Wypowiedź prezydenta Polski Andrzeja Dudy po zakończeniu wideokonferencji zorganizowanej przez prezydenta USA Joe Bidena z udziałem sojuszników z Unii Europejskiej i NATO.
W spotkaniu udział wzięli, oprócz oczywiście prezydenta Polski, przywódcy Francji, Niemiec, Włoch, Japonii, Rumunii, Wielkiej Brytanii, przewodnicząca Komisji Europejskiej, przewodniczący Rady Europejskiej, sekretarz generalny NATO.

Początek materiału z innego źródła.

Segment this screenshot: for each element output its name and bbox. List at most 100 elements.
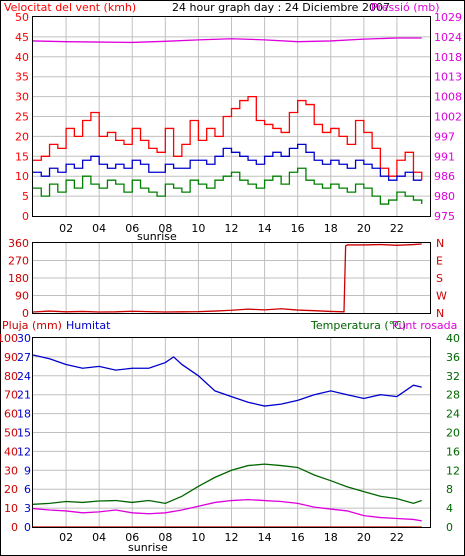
rain-tick-label: 100 <box>0 332 18 345</box>
wind-tick-label: 35 <box>15 71 29 84</box>
compass-label: S <box>436 272 443 285</box>
rain-tick-label: 10 <box>4 502 18 515</box>
humidity-tick-label: 6 <box>24 483 31 496</box>
humidity-tick-label: 24 <box>17 370 31 383</box>
humidity-tick-label: 18 <box>17 408 31 421</box>
wind-tick-label: 20 <box>15 130 29 143</box>
temperature-tick-label: 28 <box>446 389 460 402</box>
series-humidity <box>32 354 422 407</box>
x-tick-label: 14 <box>258 222 272 235</box>
series-temperature <box>32 463 422 505</box>
panel2-frame <box>32 242 431 314</box>
x-tick-label: 04 <box>92 531 106 544</box>
panel3-rain-ticks: 0 10 20 30 40 50 60 70 80 90 100 <box>0 332 18 534</box>
humidity-tick-label: 15 <box>17 427 31 440</box>
x-tick-label: 04 <box>92 222 106 235</box>
pressure-tick-label: 1013 <box>434 71 462 84</box>
panel2-series <box>32 243 422 313</box>
series-dewpoint <box>32 498 422 522</box>
x-tick-label: 10 <box>191 222 205 235</box>
pressure-tick-label: 991 <box>434 150 455 163</box>
humidity-tick-label: 3 <box>24 502 31 515</box>
wind-tick-label: 30 <box>15 91 29 104</box>
panel1-frame <box>32 16 431 217</box>
direction-tick-label: 90 <box>15 290 29 303</box>
wind-tick-label: 25 <box>15 111 29 124</box>
series-direction <box>32 243 422 313</box>
wind-tick-label: 10 <box>15 170 29 183</box>
rain-tick-label: 70 <box>4 389 18 402</box>
sunrise-label-bottom: sunrise <box>128 541 168 554</box>
temperature-tick-label: 40 <box>446 332 460 345</box>
wind-tick-label: 40 <box>15 51 29 64</box>
series-average <box>33 143 422 181</box>
wind-tick-label: 0 <box>22 210 29 223</box>
sunrise-label-top: sunrise <box>137 230 177 243</box>
compass-label: W <box>436 290 447 303</box>
rain-tick-label: 80 <box>4 370 18 383</box>
panel3-humidity-ticks: 0 3 6 9 12 15 18 21 24 27 30 <box>17 332 31 534</box>
pressure-axis-title: Pressió (mb) <box>371 1 440 14</box>
compass-label: N <box>436 307 444 320</box>
temperature-tick-label: 20 <box>446 427 460 440</box>
temperature-tick-label: 0 <box>446 521 453 534</box>
pressure-tick-label: 980 <box>434 190 455 203</box>
pressure-tick-label: 986 <box>434 170 455 183</box>
pressure-tick-label: 1018 <box>434 51 462 64</box>
pressure-tick-label: 997 <box>434 130 455 143</box>
x-tick-label: 22 <box>390 531 404 544</box>
panel3-x-ticks: 02 04 06 08 10 12 14 16 18 20 22 <box>59 531 404 544</box>
temperature-tick-label: 4 <box>446 502 453 515</box>
direction-tick-label: 0 <box>22 307 29 320</box>
panel3-frame <box>32 337 431 528</box>
compass-label: E <box>436 255 443 268</box>
x-tick-label: 22 <box>390 222 404 235</box>
rain-tick-label: 90 <box>4 351 18 364</box>
x-tick-label: 14 <box>258 531 272 544</box>
rain-tick-label: 40 <box>4 445 18 458</box>
x-tick-label: 08 <box>158 222 172 235</box>
direction-tick-label: 180 <box>8 272 29 285</box>
graph-title: 24 hour graph day : 24 Diciembre 2007 <box>172 1 390 14</box>
wind-tick-label: 5 <box>22 190 29 203</box>
panel3-temperature-ticks: 0 4 8 12 16 20 24 28 32 36 40 <box>446 332 460 534</box>
pressure-tick-label: 1008 <box>434 91 462 104</box>
pressure-tick-label: 1002 <box>434 111 462 124</box>
rain-axis-title: Pluja (mm) <box>2 319 62 332</box>
compass-label: N <box>436 237 444 250</box>
temperature-axis-title: Temperatura (°C) <box>310 319 406 332</box>
humidity-tick-label: 27 <box>17 351 31 364</box>
humidity-tick-label: 0 <box>24 521 31 534</box>
wind-tick-label: 15 <box>15 150 29 163</box>
panel1-right-ticks: 975 980 986 991 997 1002 1008 1013 1018 1024 1029 <box>434 11 462 223</box>
x-tick-label: 16 <box>291 531 305 544</box>
rain-tick-label: 0 <box>11 521 18 534</box>
direction-tick-label: 270 <box>8 255 29 268</box>
humidity-axis-title: Humitat <box>66 319 111 332</box>
temperature-tick-label: 16 <box>446 445 460 458</box>
x-tick-label: 06 <box>125 222 139 235</box>
x-tick-label: 12 <box>225 531 239 544</box>
panel2-grid <box>33 243 430 313</box>
wind-axis-title: Velocitat del vent (kmh) <box>4 1 136 14</box>
panel-wind-pressure: Velocitat del vent (kmh) 24 hour graph d… <box>4 1 462 243</box>
x-tick-label: 10 <box>191 531 205 544</box>
humidity-tick-label: 21 <box>17 389 31 402</box>
series-minimum <box>33 167 423 205</box>
rain-tick-label: 60 <box>4 408 18 421</box>
temperature-tick-label: 12 <box>446 464 460 477</box>
series-pressure <box>32 37 422 44</box>
humidity-tick-label: 12 <box>17 445 31 458</box>
x-tick-label: 16 <box>291 222 305 235</box>
temperature-tick-label: 8 <box>446 483 453 496</box>
x-tick-label: 20 <box>357 531 371 544</box>
x-tick-label: 02 <box>59 222 73 235</box>
temperature-tick-label: 32 <box>446 370 460 383</box>
wind-tick-label: 45 <box>15 31 29 44</box>
humidity-tick-label: 9 <box>24 464 31 477</box>
pressure-tick-label: 1024 <box>434 31 462 44</box>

Po zakończeniu wideokonferencji prezydent Andrzej Duda zrelacjonował, że rozmowy dotyczyły przede wszystkim sytuacji na Ukrainie i narastającego konfliktu, agresji ze strony Rosji, w tym sformułowanej wczoraj przez Władimira Putina groźbie atomowej.
Prezydent zapewnił, że sojusznicy są absolutnie zjednoczeni, że jest pełna koordynacja. Dodał, że "stanowimy jedno i absolutnie nikt się nie wyłącza, nikt nie chce iść swoją drogą, wszyscy doskonale sobie zdają sprawę, że w tej ogromnie trudnej sytuacji poradzimy sobie tylko razem".
Podkreślił, że wszyscy jednogłośnie mówią o trwaniu przy Ukrainie i że trzeba ją bronić.
"Absolutnie nie ulegniemy żadnemu szantażowi" - oświadczył prezydent.
Powiedział również, że cały czas trwają konsultacje dotyczące nałożenia kolejnych sankcji na Rosję, które spowodują "deeskalację rosyjskich agresywnych zachowań".
"Nie sposób tolerować tego, że giną dzieci. Nie sposób tolerować tego, że bombardowane są osiedla mieszkalne, że zabija się ludzi. To jest coś strasznego!" - powiedział prezydent Andrzej Duda. "Jest to absolutnie porażające!" - dodał.
"Musimy uczynić wszystko, aby ta wojna się zakończyła".
Prezydent przekazał, że padło też wiele słów solidarności wobec Polaków. Andrzej Duda podziękował Polakom za okazywaną pomoc i wielkie serce.
"Byłem przekonany, że jesteśmy właśnie takim społeczeństwem - ludźmi otwartymi, którzy z sercem na dłoni są gotowi pomagać, tym którzy znaleźli się w trudnej sytuacji (...) Świat to widzi."
Prezydent ma nadzieję, że przebywający do Polski uchodźcy będą mogli spędzić w naszym kraju spokojny i bezpieczny czas, a potem będą mogli wrócić do swoich domów i do normalnego życia.
Andrzej Duda zaznaczył również, że codziennie rozmawia z prezydentem Wołodymyrem Zełenskim. "Staram się zrealizować wszystkie zapotrzebowania, które są z tamtej strony zgłaszane prosząc naszych sojuszników o to, aby to co potrzebne jest Ukrainie do tego, by przetrwać, (...) by była niesiona pomoc humanitarna, żebyśmy to wszystko zapewnili".
Na koniec prezydent podkreślił jedność Zachodu i solidarne trwanie u boku Ukrainy w tym trudnym czasie.